Une fois la prière terminée, la deuxième partie du voyage commence : l'Ascension. Une sorte d'échelle de lumière (Mi'raj) apparaît, permettant de monter vers les cieux.

À chaque ciel, Jibril demande l'ouverture des portes, et à chaque niveau, le Prophète rencontre les grands hommes qui l'ont précédé, recevant leurs salutations et leurs bénédictions :

1er Ciel : Il rencontre Adam, le père de l'humanité.

2ème Ciel : Il rencontre les cousins maternels, Yahya (Jean-Baptiste) et Issa (Jésus).

3ème Ciel : Il voit Yusuf (Joseph), à qui fut donnée la moitié de toute la beauté du monde.
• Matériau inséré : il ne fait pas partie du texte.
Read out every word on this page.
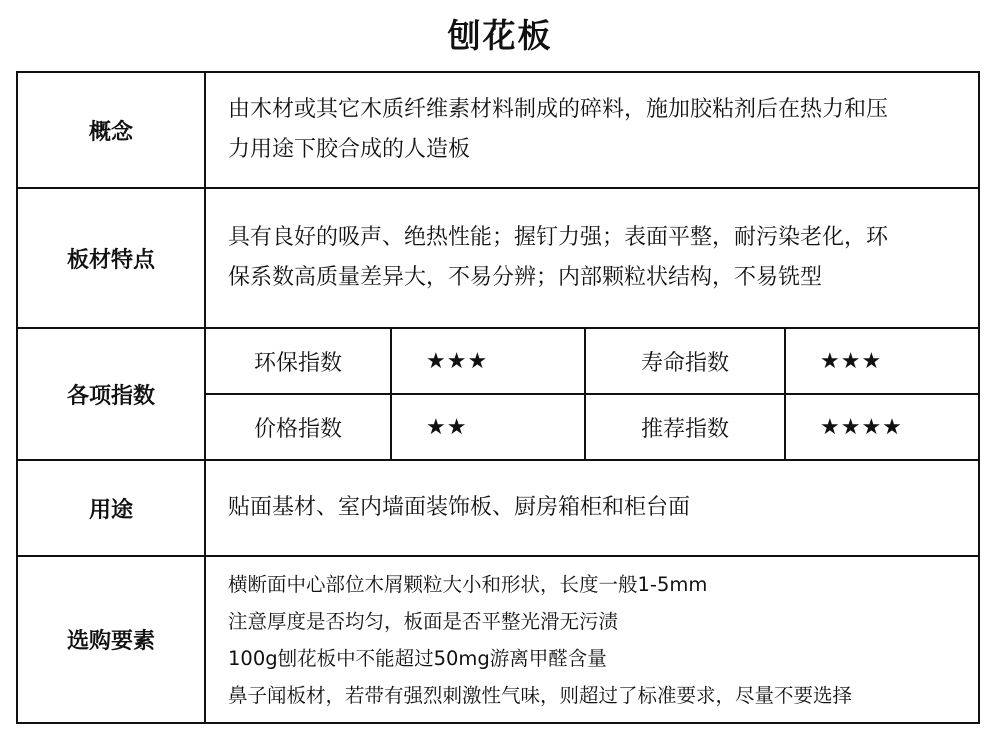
刨花板
概念	
由木材或其它木质纤维素材料制成的碎料，施加胶粘剂后在热力和压
力用途下胶合成的人造板

板材特点	
具有良好的吸声、绝热性能；握钉力强；表面平整，耐污染老化，环
保系数高质量差异大，不易分辨；内部颗粒状结构，不易铣型

各项指数	
环保指数	★★★	寿命指数	★★★
价格指数	★★	推荐指数	★★★★

用途	贴面基材、室内墙面装饰板、厨房箱柜和柜台面
选购要素	
横断面中心部位木屑颗粒大小和形状，长度一般1-5mm
注意厚度是否均匀，板面是否平整光滑无污渍
100g刨花板中不能超过50mg游离甲醛含量
鼻子闻板材，若带有强烈刺激性气味，则超过了标准要求，尽量不要选择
4ème Ciel : Il rencontre Idris (Enoch).

5ème Ciel : Il salue Harun (Aaron), le frère de Moïse.

6ème Ciel : Il rencontre Moussa (Moïse). En le quittant, Moïse pleure, ému de voir un prophète dont la communauté entrera au Paradis en plus grand nombre que la sienne.

7ème Ciel : Il rencontre Ibrahim (Abraham), adossé à Bayt al-Ma'mur (la Maison Peuplée), le temple céleste situé juste au-dessus de la Kaaba, où 70 000 anges prient chaque jour sans jamais revenir

Le Prophète continue de s'élever jusqu'à atteindre Sidrat al-Muntaha (le Lotus de la Limite). C'est un arbre immense, aux couleurs indescriptibles, marquant la frontière qu'aucune création, pas même l'ange Jibril, ne peut franchir:

13. « Il l'a pourtant vu, lors d'une autre descente, 14. près de la Sidrat-ul-Muntaha (le Lotus de la limite), 15. près d'elle se trouve le Jardin de Ma'wâ (Jardin du Refuge). 16. Au moment où le Lotus était couvert de ce qui le couvrait. 17. La vue n'a nullement dévié ni outrepassé la mesure. 18. Il a bien vu certaines des grandes merveilles de son Seigneur. » (Coran 53: 13-18)

Ici, Jibril s'arrête. Il dit au Prophète : « Si j'avance d'un pas, je serai brûlé par la Lumière. Mais toi, si tu avances, tu traverseras. »

Le Prophète avance seul. Il atteint un niveau de proximité avec Allah qu'aucun être n'a jamais atteint. C'est là que le plus grand cadeau est donné.

Allah prescrit 50 prières par jour à la communauté musulmane. En redescendant, le Prophète croise Moïse, qui, fort de son expérience avec les enfants d'Israël, lui conseille : « Retourne vers ton Seigneur et demande un allègement, ta communauté ne pourra pas supporter cela. »

S'ensuit un va-et-vient entre la Présence Divine et Moïse. Les prières sont réduites de 50 à 5. Allah déclare alors :

« Elles sont cinq (en nombre) mais cinquante (en récompense). Ma parole ne change pas. »

Le Prophète redescend sur Terre, remonte sur Al-Buraq et retourne à la Mecque alors qu'il fait encore nuit. Selon certaines traditions, son lit était encore chaud à son retour, soulignant que le temps terrestre s'était comme suspendu.

Le lendemain matin, le Prophète s'assoit, anxieux. Comment raconter l'impossible ? Lorsqu'il partage son récit, les polythéistes (Quraysh) se moquent de lui et l'appellent menteur.

Ils exigent une preuve. Le Prophète décrit alors Jérusalem avec une précision chirurgicale, bien qu'il n'y fût jamais allé auparavant. De plus, il décrit une caravane commerciale qu'il a vue en chemin, précisant où elle se trouvait et quand elle arriverait à la Mecque. La caravane arrive exactement comme prédit.

Les gens courent voir Abu Bakr, le meilleur ami du Prophète (paix et bénédiction d'Allah sur lui), espérant qu'il reniera son ami face à une histoire aussi incroyable. Abu Bakr répond simplement : « S'il l'a dit, alors c'est la vérité. Je le crois pour des choses bien plus grandes (la Révélation venue du ciel), pourquoi ne le croirais-je pas pour cela ? » C'est ce jour-là qu'il fut nommé As-Siddiq (Le Véridique).